In the Lord’s Supper Jesus offers us the cup of His cross. The world will not treat kindly those who drink and join themselves with Christ in His death to this world that they may be alive to God. By drinking this cup we become pilgrims, aliens, and strangers to this world.
And when we drink we declare in faith that we will have the same shared fate with Jesus. Paul said in Galatians 2:20 I have been crucified with Christ. It is no longer I who live, but Christ who lives in me. And the life I now live in the flesh I live by faith in the Son of God, who loved me and gave himself for me.
This cup isn’t our only option. The whole world drinks from Babylon’s cup, full of the wine of her fornications and abominations says Revelation 17:4 and 18:3. Since “drinking of the cup” means a shared fate, all who drink of Babylon’s cup will have a shared fate in eternal judgment.
If we drink of Jesus’ cup we will be like the Apostle Paul, dead to this world but alive to God. If we drink of the world’s cup we will remain dead to God but alive to the world. 1 Corinthians 10:21 says We cannot drink of the Lord’s cup and of the cup of demons. We have to choose from which cup we will drink. We drink a shared destiny. The Psalmist chooses in Psalm 116:13 saying, I will lift up the cup of salvation and call on the name of the Lord. We should make the same choice.
In the Lord’s Supper we are offered a cup that unites us to Jesus without regard for the consequences. We drink in remembrance of Christ for He drank the cup of God’s wrath for us. We drink in solidarity with Christ in dying to this world that we might live unto God.
But this cup of suffering is also almost empty. The days appointed for our desert wilderness wanderings are quickly coming to an end.
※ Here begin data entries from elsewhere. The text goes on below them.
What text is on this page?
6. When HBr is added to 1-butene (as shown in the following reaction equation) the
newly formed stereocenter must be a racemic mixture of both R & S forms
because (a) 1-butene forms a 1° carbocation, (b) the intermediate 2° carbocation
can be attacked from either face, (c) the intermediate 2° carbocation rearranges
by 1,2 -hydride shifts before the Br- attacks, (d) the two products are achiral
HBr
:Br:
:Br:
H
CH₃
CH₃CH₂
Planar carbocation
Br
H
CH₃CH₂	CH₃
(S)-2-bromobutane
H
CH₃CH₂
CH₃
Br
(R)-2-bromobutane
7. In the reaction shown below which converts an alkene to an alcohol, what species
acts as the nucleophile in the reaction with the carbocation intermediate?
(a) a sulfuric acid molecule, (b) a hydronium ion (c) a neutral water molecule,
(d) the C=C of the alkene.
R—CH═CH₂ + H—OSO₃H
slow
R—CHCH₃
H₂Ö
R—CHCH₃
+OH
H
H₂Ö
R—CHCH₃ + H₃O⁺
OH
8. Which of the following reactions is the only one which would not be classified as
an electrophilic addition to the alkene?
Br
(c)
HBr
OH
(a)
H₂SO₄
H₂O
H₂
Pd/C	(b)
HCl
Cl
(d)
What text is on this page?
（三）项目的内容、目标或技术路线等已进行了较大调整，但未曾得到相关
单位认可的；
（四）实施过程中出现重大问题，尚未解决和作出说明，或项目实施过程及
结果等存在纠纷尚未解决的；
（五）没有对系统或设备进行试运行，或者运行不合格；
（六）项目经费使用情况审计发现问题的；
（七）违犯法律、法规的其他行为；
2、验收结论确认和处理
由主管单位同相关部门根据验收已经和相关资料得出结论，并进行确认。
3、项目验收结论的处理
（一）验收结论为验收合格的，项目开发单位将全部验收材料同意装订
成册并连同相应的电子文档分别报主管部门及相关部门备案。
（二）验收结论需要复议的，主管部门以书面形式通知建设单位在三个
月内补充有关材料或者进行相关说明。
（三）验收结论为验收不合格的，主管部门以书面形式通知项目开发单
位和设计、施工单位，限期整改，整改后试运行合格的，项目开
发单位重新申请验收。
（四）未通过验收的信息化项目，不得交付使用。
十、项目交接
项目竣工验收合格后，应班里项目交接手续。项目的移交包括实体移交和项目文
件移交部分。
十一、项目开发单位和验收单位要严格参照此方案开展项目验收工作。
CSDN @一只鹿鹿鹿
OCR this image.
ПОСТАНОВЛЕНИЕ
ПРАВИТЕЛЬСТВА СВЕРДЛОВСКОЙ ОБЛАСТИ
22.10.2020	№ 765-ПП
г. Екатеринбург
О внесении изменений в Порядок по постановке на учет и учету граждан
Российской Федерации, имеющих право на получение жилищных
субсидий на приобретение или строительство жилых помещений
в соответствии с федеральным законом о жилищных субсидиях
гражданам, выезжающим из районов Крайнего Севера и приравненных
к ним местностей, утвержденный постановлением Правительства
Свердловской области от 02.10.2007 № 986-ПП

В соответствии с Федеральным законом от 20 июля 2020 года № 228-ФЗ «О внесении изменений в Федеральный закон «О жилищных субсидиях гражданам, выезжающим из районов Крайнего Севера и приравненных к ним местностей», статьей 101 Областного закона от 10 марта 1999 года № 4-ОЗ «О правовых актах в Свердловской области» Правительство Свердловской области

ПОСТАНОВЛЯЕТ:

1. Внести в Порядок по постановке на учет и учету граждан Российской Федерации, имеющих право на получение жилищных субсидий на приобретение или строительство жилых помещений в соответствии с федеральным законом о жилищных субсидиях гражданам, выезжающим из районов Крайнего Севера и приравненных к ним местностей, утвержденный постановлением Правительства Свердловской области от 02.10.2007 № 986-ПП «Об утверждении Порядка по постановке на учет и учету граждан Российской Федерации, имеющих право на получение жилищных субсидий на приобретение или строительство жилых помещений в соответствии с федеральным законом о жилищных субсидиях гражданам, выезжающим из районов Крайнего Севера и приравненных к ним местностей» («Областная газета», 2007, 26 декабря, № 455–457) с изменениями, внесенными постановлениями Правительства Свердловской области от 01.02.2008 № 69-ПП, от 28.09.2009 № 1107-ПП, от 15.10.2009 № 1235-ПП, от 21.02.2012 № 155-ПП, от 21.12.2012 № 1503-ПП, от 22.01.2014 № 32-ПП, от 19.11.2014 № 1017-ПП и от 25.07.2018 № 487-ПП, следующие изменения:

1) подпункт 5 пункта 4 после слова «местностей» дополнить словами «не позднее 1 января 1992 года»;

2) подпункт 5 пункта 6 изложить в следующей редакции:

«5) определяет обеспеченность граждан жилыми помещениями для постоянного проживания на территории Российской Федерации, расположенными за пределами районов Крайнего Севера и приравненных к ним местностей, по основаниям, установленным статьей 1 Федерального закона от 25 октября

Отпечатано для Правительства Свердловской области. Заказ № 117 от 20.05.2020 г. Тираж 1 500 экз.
We will cross over Jordan into the promised land! Jesus will come back on the clouds with final judgment for those who drink the devils cup and eternal blessing for those who drink from the cup of salvation.
And in that day Jesus will open a new bottle of wine. The eternal goodness of God corked up in preparation for the Marriage Supper of the Lamb will be opened and that new wine will freely flow. Matthew 8:11 says, I tell you, many will come from east and west and recline at table with Abraham, Isaac, and Jacob in the kingdom of heaven. Isaiah 25:6 says that on Mount Zion in that heavenly Jerusalem the Lord of hosts will make for all peoples a feast of rich food, a feast of well-aged wine.
And in that day Jesus will drink it new. Everything will be made new. No old wine or old wineskins. There will be no more tears. No more crying. No more suffering. We will all drink from a new cup of eternal bliss prepared by the Lord Jesus.
And until that day Jesus is keeping the bottle of eternal blessing corked. He promised. I tell you I will not drink again of this fruit of the vine until that day when I drink it new with you in my Father’s kingdom
He is waiting for all His invited guest to get to the party before He opens the bottle. My wife would say that Jesus is politely keeping the ice cream closed until we all get there. Why? Because there is just too much joy and happiness to enjoy it alone.
But for now we drink the cup of the cross.
May God bless us now as we eat of His body and drink of His blood and by faith identify ourselves with His fate, in this life and the next. Let us pray.
 The Holy Bible : English Standard Version. 2001. Wheaton: Standard Bible Society.